L'histoire :
En 2006, Bri a 57 ans, hospitalisée, elle est dans le coma et meurt après un combat vain contre la maladie. Ses poumons l’ont lâchée. Depuis le diagnostic de sa maladie, elle a préparé ses filles à toujours fait part de son choix. A leur tour devenues mères, elles vont devoir l’aider à partir sereinement. Bri a été claire : elle ne veut pas finir sa vie branchée H24 sur une machine. C’est dans un cimetière que commence l’histoire. Devant la tombe de Bri, Yvla, sa fille cadette et son mari Grishka évoquent le mariage de l’ex mari de Bri avec sa nouvelle compagne. Scène plutôt cocasse, racontée par la défunte. Les deux filles et leur famille se retrouvent pour fêter la nouvelle union de leur père. Une journée riche en émotion mais éprouvante pour Yvla et Liv. Les filles évoquent chacune différents souvenirs avec leur mère. Par amour pour leur maman, elles acceptent de l’aider à mourir, mais Yvla précise à sa sœur que cette tâche lui incombe car elle est l’aînée. Elles devront assumer leur acte et faire face aux jugements. Bri est fière de ses 2 filles qui ont du caractère et du répondant. Bri le sait, elles sauront faire entendre leur voix et faire comprendre que la vie ne vaut pas d’être vécue ainsi et que personne ne mérite de souffrir. A l’hôpital, le médecin leur explique le déroulement, il faut fixer une date et un horaire et s’y tenir... C’est une épreuve pour les filles, mais elles ne veulent pas voir leur mère dans un tel état plus longtemps. Et les espoirs sont définitivement plus qu’infimes.
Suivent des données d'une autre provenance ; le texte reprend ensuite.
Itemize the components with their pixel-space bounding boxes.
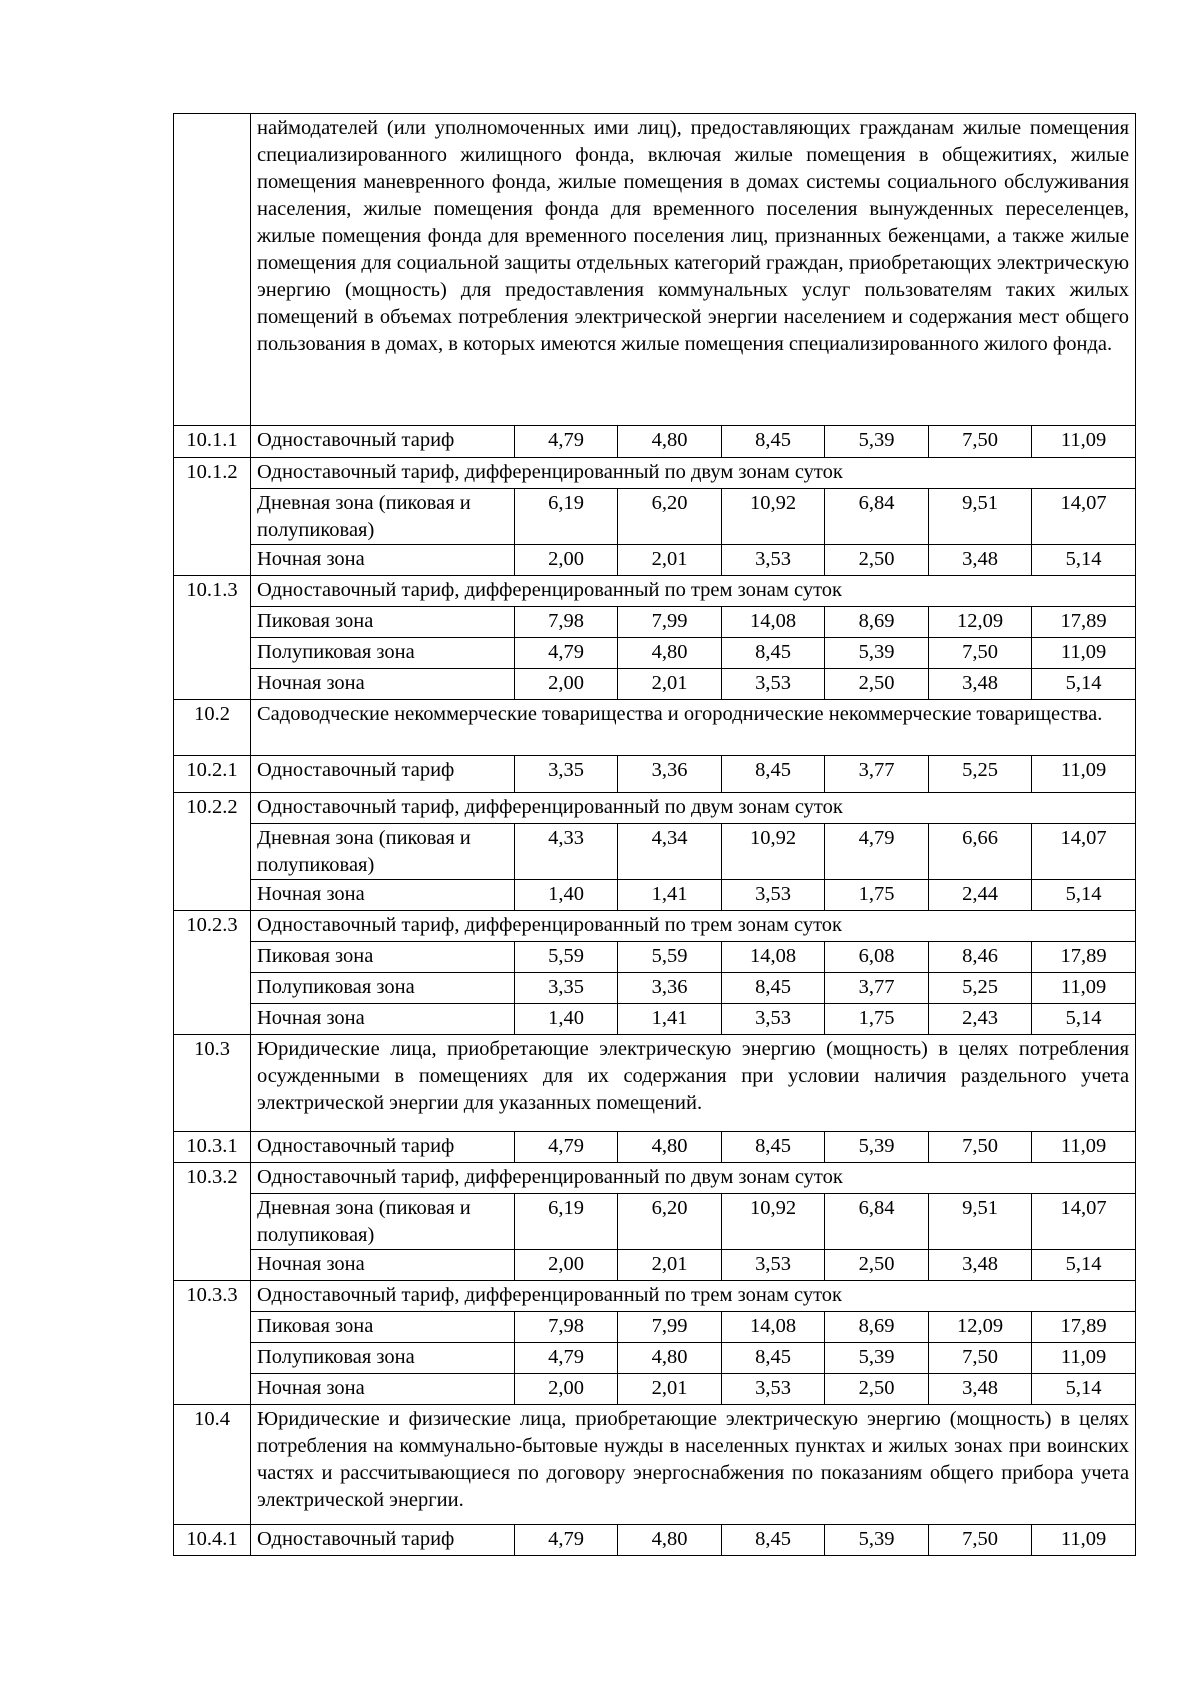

Ce qu'on en pense sur la planète BD :
Zelba, de son vrai nom Wiebke Petersen, est l’autrice d’un précédent récit autobiographique Dans le même bateau, dans lequel elle raconte ses exploits de championne d’aviron. Dans son nouvel ouvrage, elle aborde un sujet sensible et touchant, un peu tabou mais actuel, sur le droit de mourir dans la dignité. L’euthanasie ou la mot assistée soulèvent de grands débats souvent contradictoires et houleux. Le choix du titre interpelle et s'avère, après lecture, en opposition avec la thématique et l’amour maternel qui en ressort. Son graphisme retranscrit l’authenticité des émotions. Le décor est précis et son trait détouré de noir accorde une impression de réalisme au dessin. L'autrice utilise également les nuances noires et grises pour illustrer les scènes du passé. Le choix de la mort programmée reste une décision lourde et difficile à accepter pour l’entourage. Il faut conjurer entre l’espoir et la lucidité. Zelba raconte avec pudeur son histoire et celle de sa sœur, qu’elle romance a minima. Le récit ne se veut pas larmoyant. Bien qu’émouvant, il n’en est pas moins raconté avec humour et dérision. L'autrice mêle habilement la mort à la vie, sans mélodrame, en confiant la narration à la défunte. Elle ose incarner l’esprit de sa mère pour calquer au mieux ses souvenirs. Évidemment, cette lecture interroge. Et si ? Maintenir les soins palliatifs, pour quoi ? Pour qui ? Quand on n'en peut plus et qu’il n’y a plus d'espoirs.. . Ce livre renvoie au combat médiatisé de Vincent Lambert (à qui elle dédie son livre, d’ailleurs) pour qui les proches ont réclamé des années durant le droit de mourir, pour qu’il cesse de souffrir. L’acharnement thérapeutique a ses limites. Par son témoignage, Zelba milite pour que chacun soit libre de choisir sa fin, et incite insidieusement son lecteur à se positionner et se questionner sur ses propres choix. La mort est universelle mais le choix de mourir reste lui, intimement personnel.